If you are avoiding garbage collection, then I'm assuming that you also allow explicit heap vs. stack allocation and (probably) pointers. If that is the case, then you can do like C++ and just assume that developers using your language will be smart enough to spot the problem cases with lambdas and copy to the heap explicitly (just like you would if you were returning a value synthesized within a function).
Use reference counting and garbage collect the cycles (I don't really like this)
It's possible to design your language so there are no cycles: if you can only make new objects and not mutate old ones, and if making an object can't make a cycle, then cycles never appear. Erlang works essentially this way, though in practice it does use GC.
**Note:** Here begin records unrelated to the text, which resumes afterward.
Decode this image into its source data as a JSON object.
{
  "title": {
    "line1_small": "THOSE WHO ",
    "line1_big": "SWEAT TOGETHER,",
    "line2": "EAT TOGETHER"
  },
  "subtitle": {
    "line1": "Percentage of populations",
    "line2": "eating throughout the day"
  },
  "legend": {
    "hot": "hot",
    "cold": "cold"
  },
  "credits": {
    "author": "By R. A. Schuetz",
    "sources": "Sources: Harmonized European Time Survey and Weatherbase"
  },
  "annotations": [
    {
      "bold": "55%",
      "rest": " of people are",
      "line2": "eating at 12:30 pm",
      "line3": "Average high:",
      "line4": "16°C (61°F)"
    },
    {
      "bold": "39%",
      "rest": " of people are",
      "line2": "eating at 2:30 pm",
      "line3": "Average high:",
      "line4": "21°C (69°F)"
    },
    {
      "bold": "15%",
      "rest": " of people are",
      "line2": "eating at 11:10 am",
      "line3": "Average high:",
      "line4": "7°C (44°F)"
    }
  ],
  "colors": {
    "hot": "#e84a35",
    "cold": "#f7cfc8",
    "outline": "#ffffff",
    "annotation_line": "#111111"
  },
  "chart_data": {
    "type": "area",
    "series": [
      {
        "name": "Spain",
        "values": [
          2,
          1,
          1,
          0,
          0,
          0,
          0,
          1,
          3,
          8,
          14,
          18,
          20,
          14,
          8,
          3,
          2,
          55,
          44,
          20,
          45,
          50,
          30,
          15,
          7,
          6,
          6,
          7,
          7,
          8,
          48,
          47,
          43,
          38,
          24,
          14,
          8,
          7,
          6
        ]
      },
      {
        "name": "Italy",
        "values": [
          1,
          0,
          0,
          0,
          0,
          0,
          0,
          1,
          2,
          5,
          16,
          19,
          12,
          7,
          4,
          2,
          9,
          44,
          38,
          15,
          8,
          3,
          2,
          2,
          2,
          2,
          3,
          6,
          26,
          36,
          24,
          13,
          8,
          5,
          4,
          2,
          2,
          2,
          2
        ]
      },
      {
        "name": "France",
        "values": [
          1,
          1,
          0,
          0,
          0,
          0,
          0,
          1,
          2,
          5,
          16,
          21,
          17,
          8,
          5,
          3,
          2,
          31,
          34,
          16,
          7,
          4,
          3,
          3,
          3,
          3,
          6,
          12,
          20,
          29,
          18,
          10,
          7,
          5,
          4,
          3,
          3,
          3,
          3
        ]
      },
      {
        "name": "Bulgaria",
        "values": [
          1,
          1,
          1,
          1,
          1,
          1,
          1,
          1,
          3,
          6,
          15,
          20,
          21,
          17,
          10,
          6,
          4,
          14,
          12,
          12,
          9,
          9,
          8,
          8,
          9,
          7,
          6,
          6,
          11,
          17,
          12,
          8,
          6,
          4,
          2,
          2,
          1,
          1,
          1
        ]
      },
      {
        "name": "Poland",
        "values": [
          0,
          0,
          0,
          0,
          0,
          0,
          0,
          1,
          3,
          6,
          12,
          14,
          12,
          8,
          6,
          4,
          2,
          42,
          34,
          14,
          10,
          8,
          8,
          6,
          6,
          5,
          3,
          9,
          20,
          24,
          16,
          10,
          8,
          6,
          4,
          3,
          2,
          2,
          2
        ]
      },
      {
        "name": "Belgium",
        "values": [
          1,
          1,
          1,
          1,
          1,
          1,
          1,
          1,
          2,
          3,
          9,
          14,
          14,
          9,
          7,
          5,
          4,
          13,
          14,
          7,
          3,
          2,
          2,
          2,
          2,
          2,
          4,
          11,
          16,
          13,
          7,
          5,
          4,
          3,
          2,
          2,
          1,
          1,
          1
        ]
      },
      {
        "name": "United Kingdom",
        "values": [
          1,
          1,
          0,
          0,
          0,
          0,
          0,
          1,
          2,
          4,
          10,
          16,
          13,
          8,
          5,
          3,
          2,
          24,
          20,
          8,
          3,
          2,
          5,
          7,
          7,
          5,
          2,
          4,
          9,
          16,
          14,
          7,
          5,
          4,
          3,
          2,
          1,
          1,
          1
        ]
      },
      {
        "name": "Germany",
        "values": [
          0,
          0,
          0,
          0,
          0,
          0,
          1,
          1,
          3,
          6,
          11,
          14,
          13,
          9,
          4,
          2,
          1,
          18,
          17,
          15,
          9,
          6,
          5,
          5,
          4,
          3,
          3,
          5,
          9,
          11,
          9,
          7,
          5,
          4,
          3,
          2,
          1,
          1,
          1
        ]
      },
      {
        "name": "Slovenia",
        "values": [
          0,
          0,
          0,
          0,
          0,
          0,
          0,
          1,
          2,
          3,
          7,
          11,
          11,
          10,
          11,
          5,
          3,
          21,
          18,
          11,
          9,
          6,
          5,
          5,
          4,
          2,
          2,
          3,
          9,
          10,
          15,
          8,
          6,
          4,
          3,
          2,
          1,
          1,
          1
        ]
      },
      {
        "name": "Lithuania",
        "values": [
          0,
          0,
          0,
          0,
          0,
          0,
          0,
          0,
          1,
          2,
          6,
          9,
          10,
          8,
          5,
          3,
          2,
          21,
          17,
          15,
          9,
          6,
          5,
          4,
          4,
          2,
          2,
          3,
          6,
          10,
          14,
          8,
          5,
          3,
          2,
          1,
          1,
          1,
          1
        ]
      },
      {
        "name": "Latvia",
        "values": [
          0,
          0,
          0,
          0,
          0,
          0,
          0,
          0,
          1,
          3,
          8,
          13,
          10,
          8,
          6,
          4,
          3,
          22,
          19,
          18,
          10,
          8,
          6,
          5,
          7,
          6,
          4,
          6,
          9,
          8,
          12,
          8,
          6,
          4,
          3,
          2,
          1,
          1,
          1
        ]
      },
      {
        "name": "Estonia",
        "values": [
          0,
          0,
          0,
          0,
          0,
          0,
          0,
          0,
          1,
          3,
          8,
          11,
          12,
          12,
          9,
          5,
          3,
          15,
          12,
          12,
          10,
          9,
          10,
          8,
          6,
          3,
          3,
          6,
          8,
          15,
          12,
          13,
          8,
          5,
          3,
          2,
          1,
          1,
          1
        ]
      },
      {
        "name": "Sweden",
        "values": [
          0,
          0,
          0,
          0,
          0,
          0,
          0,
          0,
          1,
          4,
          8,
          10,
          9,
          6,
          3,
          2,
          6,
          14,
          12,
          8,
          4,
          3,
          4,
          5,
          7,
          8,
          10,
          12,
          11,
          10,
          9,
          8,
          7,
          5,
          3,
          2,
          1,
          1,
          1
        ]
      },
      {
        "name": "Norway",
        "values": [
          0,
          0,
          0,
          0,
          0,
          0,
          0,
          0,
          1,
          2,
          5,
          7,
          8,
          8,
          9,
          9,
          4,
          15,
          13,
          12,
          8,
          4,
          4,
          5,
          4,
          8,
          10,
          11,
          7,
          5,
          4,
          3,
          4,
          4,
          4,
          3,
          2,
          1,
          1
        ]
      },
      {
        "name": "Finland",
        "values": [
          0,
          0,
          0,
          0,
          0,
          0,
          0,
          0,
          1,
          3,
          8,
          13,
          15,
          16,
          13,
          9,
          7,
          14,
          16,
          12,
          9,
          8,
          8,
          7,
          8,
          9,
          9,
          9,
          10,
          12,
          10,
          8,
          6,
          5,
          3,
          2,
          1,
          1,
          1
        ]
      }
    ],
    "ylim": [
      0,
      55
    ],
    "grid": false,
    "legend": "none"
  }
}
If you have the machinery for a precise copying GC, you could allocate on the stack initially and copy to the heap and update pointers if you discover at exit that a pointer to this stack frame has escaped. That way you only pay if you actually do capture a closure that includes this stack frame. Whether this helps or hurts depends on how often you use closures and how much they capture.
You might also look into C++0x's approach (N1968), though as one might expect from C++ it consists of counting on the programmer to specify what gets copied and what gets referenced, and if you get it wrong you just get invalid accesses.
Or just don't do GC at all. There can be situations where it's better to just forget the memory leak and let the process clean up after it when it's done.
Depending on your qualms about GC, you might be afraid of the periodic GC sweeps. In this case you could do a selective GC when an item falls out of scope or the pointer changes. I'm not sure how expensive this would be though.
#Allen
What good is a closure if you can't use them when the containing function exits? From what I understand that's the whole point of closures.
You could work with the assumption that all closures will be called eventually and exactly one time. Now, when the closure is called you can do the cleanup at the closure return.
How do you plan on dealing with returning objects? They have to be cleaned up at some point, which is the exact same problem with closures.
So the question: Is there an elegant way to implement closures without resorting to allocate the stack frame on the heap and leave it to garbage collector?
GC is the only solution for the general case.
Better late than never?
You might find this interesting: Differential Execution.
It's a little-known control stucture, and its primary use is in programming user interfaces, including ones that can change dynamically while in use. It is a significant alternative to the Model-View-Controller paradigm.
I mention it because one might think that such code would rely heavily on closures and garbage-collection, but a side effect of the control structure is that it eliminates both of those, at least in the UI code.
Create multiple stacks?
I've read that the last versions of ML use GC only sparingly
I guess if the process is very short, which means it cannot use much memory, then GC is unnecessary. The situation is analogous to worrying about stack overflow. Don't nest too deeply, and you cannot overflow; don't run too long, and you cannot need the GC. Cleaning up becomes a matter of simply reclaiming the large region that you pre-allocated. Even a longer process can be divided into smaller processes that have their own heaps pre-allocated. This would work well with event handlers, for example. It does not work well, if you are writing compiler; in that case, a GC is surely not much of a handicap.